AYAKKABISINDA HİSSETMEK


Açıklama:
Kategori: Köşe Yazıları
Eklenme Tarihi: 11 Ağustos 2010
Geçerli Tarih: 28 Mart 2024, 21:15
Site: Haberci71.com - Kırıkkale Haberleri
URL: http://www.haberci71.com/yazar.asp?yaziID=3636


AYAKKABISINDA HİSSETMEK

            Yüce yaradan insanı yarattıktan sonra güzel sesin kıymetini bilsin, gülü sevmeyi, güzele âşık olmasını bilmeyi, iyiden zevk almayı öğrenmesi için bülbülü yaratmış ve insanoğlunun yanına göndermiş.

            Bülbül olanca güzel sesi ile serenat yapmış. Yanık yanık sesinin tüm inceliklerini kullanmış ve insanoğluna sesini duyurmaya çalışmış. Aşkı çağrıştırmak güzeli görmesizi sağlama için. Ama ne fayda? İnsanın umurunda olmamış güzel ses ve haykırış.

            Rahman kargayı yaratmış ve göndermiş insanoğlunun yanına. Karga malum sesi ile bir iki feryat edince insanoğlu “ aman demi bu nasıl ses” ve o hissetmediği, duymadığı sesi arar olmuş.

            Yüce Allah kimseyi gördüğünden geri koymasın ve elindeki imkanları paylaşmayı nasip etsin.

            Ekranlarda Sinai Demirci adlı yazarı dinlerken insanım diyenin gözlerinin yaşarmaması mümkün değil.

            Bir kitabından söz ediyor. Adı “Canla Ba(ı)şla” gerçekten müthiş bir kitap. Güzel kaleme alınmış. Bu söz ü daha önce de duymuştum ama onun ağzından bir kez daha duyma fırsatı oldu. Yazmak kolay değil. İnsan bildiğini yazmaz. Yazarken bilir. Evet. Yazı yazmanın kolay olmadığını defaten belirttim bende. Bir yazıyı yazmak için çok okuman araştırman lazım. Yoksa hazır bilgileri kaleme dökmek değildir yazmak.

            Demirci “bu kitabı yazarken çok uğraştım” diyor. Bu kitabın yazımı aşamasında oturduğu evi ve arabayı satmak zorunda kaldığını anlatıyor. Gördüğü rahatlıktan geri kaldığını ve kitabı nasıl içten ve yaşayarak kaleme aldığını anlatıyor. Elimdekileri kaybetmeseydim böyle bir eser çıkmazdı diyor.

            Önümüz ramazan. Fakir fukaranın nasibini vermek lazım. Yardım dernekleri vasıtasıyla mı olur, yoksa arar bulur bir fakire yadım mı yaparsınız bilmem ama kesinlikle vermeniz o elinde olmayanların tenceresine aş olmanız lazım.
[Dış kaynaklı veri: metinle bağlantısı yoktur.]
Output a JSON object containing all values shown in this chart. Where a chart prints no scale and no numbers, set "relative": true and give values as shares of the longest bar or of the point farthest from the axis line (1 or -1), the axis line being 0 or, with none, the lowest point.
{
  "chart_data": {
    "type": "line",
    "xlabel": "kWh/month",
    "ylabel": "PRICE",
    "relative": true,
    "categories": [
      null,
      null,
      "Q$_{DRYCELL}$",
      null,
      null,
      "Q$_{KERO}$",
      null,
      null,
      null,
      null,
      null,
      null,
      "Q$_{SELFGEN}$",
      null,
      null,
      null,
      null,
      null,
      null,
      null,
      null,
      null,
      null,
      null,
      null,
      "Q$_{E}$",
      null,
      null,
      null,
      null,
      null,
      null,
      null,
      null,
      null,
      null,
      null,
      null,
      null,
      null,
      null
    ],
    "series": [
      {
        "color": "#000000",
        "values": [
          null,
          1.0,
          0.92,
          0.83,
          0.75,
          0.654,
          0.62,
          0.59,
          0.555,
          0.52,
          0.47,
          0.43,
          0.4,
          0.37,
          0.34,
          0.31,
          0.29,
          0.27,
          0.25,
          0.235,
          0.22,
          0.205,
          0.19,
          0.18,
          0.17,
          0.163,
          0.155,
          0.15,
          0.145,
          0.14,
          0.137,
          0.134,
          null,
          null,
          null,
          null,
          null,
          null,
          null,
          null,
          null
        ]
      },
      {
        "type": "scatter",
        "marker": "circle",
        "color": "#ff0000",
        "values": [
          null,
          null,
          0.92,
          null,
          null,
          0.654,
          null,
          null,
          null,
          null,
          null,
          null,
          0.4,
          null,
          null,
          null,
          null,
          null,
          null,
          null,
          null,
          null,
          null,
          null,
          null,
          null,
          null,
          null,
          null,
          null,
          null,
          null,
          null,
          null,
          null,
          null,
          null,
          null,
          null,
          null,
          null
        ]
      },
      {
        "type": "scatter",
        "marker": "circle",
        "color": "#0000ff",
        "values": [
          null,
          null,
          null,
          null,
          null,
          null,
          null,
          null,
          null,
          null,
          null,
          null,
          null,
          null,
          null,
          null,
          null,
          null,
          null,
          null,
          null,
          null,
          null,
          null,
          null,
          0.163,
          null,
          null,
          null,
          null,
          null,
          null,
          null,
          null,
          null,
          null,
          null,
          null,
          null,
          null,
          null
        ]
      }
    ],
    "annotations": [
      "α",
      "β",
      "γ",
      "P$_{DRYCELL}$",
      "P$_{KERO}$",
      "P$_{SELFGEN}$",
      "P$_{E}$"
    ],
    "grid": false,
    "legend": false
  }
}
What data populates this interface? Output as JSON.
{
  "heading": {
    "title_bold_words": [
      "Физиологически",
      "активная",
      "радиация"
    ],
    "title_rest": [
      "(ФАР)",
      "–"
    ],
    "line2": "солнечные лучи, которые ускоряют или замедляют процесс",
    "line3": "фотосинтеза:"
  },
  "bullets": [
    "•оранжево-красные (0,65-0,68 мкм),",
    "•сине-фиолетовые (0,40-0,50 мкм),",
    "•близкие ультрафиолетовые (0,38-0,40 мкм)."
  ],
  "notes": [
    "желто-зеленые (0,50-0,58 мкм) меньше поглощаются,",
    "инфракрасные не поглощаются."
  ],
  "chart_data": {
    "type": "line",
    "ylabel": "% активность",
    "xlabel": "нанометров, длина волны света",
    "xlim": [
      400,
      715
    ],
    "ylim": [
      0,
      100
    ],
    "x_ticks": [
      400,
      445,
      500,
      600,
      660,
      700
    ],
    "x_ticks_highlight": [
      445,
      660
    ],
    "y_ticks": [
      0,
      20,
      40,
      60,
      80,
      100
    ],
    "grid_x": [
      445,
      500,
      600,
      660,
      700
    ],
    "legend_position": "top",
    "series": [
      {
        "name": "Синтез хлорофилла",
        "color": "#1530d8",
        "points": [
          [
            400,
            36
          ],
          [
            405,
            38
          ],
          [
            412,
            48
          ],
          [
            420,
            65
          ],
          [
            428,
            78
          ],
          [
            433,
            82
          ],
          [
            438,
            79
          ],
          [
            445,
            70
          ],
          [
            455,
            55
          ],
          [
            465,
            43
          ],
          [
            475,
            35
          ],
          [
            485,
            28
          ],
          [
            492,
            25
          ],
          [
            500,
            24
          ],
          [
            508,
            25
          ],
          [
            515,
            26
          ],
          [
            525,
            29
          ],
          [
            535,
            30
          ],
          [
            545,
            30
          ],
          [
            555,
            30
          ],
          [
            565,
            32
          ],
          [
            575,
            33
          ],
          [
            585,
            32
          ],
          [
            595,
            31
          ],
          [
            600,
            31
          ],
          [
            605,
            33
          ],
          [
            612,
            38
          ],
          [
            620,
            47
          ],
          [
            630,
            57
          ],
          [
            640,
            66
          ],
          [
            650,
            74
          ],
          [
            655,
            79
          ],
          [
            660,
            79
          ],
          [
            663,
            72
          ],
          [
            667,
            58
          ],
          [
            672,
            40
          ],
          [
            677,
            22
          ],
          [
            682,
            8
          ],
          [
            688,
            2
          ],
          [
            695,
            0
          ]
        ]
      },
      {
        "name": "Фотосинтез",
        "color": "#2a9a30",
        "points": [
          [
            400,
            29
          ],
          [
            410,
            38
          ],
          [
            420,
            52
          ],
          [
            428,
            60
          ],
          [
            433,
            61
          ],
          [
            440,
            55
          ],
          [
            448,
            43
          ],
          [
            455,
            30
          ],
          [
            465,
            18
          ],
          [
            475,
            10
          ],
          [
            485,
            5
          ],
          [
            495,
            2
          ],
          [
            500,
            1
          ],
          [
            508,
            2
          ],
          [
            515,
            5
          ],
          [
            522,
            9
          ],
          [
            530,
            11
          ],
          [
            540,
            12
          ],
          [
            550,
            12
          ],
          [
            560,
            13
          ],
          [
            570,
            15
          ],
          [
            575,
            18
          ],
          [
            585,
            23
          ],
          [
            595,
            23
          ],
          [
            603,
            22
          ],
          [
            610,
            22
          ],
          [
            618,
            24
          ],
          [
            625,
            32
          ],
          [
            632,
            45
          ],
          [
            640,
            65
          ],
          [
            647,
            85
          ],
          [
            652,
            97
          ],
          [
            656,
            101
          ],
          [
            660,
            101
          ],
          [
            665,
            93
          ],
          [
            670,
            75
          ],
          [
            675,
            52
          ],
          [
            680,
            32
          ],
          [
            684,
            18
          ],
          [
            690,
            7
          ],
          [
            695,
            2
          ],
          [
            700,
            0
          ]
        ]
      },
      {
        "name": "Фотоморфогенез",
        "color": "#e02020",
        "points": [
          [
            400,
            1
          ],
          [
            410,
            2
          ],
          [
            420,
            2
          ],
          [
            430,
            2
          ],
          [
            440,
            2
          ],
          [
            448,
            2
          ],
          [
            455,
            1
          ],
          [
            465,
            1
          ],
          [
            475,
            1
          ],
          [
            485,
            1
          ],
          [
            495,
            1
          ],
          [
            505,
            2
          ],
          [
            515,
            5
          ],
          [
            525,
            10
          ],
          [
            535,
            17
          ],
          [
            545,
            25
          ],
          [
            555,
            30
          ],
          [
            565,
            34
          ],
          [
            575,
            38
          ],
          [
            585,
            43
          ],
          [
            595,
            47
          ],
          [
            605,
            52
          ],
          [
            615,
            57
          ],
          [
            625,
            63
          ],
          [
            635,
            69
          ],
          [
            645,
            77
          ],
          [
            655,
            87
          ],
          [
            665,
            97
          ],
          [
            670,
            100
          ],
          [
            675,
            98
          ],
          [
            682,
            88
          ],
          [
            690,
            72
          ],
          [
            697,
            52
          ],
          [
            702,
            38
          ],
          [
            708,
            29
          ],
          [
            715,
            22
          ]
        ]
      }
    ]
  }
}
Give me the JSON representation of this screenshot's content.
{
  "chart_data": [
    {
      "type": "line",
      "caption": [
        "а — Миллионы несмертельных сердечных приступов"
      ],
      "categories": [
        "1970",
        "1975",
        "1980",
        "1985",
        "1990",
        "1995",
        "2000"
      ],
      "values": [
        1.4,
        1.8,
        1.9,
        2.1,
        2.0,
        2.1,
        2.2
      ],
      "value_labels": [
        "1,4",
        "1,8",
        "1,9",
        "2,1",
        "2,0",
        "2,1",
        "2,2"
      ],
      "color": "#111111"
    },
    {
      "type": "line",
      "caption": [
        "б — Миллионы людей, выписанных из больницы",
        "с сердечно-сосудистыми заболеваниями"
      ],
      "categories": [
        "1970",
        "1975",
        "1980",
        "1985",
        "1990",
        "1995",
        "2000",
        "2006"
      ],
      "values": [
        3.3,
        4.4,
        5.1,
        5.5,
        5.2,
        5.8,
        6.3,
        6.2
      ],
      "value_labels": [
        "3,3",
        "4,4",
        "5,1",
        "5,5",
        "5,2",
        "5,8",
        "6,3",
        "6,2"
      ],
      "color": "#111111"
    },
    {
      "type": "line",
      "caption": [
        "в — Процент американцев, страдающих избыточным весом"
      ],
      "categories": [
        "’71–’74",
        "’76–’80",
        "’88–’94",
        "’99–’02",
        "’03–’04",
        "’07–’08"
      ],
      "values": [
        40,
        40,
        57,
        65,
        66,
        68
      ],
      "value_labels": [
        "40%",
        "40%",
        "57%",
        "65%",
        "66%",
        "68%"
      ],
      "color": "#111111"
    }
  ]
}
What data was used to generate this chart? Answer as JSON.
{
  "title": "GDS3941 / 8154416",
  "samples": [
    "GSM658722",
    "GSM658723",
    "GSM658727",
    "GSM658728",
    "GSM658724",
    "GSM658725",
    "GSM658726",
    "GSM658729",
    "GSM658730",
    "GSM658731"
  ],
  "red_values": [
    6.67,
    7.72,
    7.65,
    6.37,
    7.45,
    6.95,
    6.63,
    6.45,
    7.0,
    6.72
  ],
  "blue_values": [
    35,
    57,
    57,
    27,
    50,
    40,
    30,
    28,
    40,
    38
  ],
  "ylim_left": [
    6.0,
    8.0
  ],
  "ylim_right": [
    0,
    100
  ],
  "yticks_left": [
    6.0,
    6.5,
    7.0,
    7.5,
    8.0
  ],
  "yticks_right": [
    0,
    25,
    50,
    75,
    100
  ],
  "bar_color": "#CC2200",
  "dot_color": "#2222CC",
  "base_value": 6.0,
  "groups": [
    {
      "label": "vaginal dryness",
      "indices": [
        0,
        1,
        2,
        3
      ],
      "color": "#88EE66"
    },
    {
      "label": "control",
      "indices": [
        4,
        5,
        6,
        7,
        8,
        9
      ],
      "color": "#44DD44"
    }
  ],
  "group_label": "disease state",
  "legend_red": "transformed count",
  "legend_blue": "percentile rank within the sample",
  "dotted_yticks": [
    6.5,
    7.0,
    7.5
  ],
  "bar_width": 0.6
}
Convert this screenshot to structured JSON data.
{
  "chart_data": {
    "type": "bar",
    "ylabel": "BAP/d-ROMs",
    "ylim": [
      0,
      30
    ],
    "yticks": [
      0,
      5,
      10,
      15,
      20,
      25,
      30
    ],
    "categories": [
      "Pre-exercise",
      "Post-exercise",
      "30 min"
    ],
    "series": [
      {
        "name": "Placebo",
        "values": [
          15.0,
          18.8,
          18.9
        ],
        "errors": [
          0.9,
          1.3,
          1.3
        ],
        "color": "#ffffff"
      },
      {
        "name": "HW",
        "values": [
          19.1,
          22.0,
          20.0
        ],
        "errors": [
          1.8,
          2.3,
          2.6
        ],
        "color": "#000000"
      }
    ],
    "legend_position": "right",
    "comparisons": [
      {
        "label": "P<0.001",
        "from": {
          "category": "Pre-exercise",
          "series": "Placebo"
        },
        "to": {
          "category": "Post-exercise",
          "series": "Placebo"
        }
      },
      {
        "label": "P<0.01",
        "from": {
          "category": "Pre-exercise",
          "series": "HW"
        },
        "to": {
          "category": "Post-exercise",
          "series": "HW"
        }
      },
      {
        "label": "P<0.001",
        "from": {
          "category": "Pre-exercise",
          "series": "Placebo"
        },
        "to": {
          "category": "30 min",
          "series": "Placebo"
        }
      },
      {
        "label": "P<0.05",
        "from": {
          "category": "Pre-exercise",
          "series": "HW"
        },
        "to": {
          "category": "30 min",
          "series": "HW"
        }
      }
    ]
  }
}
            Vermeyi rabbim herkese nasip etmez. Elinde vardır. Zengindir. Bir eli yağda bir eli baldadır. Ama yaradan nasip etmeyince o malın ne zekâtını verir ne fitresini. Ne kendiliğinden bir lokma aş olur yedirir, ne bir bardak su olur içtirir. Onun için rabbe nasip etmesi için yalvarmak lazımdır.

            “Efendim benim çok malım yok ki neyi vereyim. Zaten bana yetmiyor.” Olmaz. Rezzak olan yaradan bize “çok verdiklerimiz versin demiyor. Elinde olan elindeki ölçüsünde versin” diyor.

            Bir fakirin ayağındaki ayakkabının içinde olmadan, onun yamalı gömleğinin düğmesi olmadan, evindeki boş tenceresinde kapak olmadan onun ne çektiğini anlamak önemli. Orada yani onun ayakkabısının içinde hissetmeli kendini ve ona göre vermeli.

            Verme dille olmamalı. Elle olmalı. Ahkâm keserek, atıp tutarak verme konusunda çok laf etme yerine elindekilerden bir demet yapıp bir gül buketi güzelliğinde sunmak gerekli. Bunu yaparken ne onu incitmeli, nede kendini dev aynasında görerek yapmalı bunu. Aksi halde bülbülden anlamayana yaradan öyle bir karga gönderir ki değil burada fizanda’da arasa bulamaz o sevgiyi öğretmeye çalışan, güle âşık bülbülü.

            Ramazan ayınızı tebrik ediyor, hayırda yarışanlardan olmanızı diliyor, bülbülün kıymetini bilenlerden olmanızı temenni ediyorum.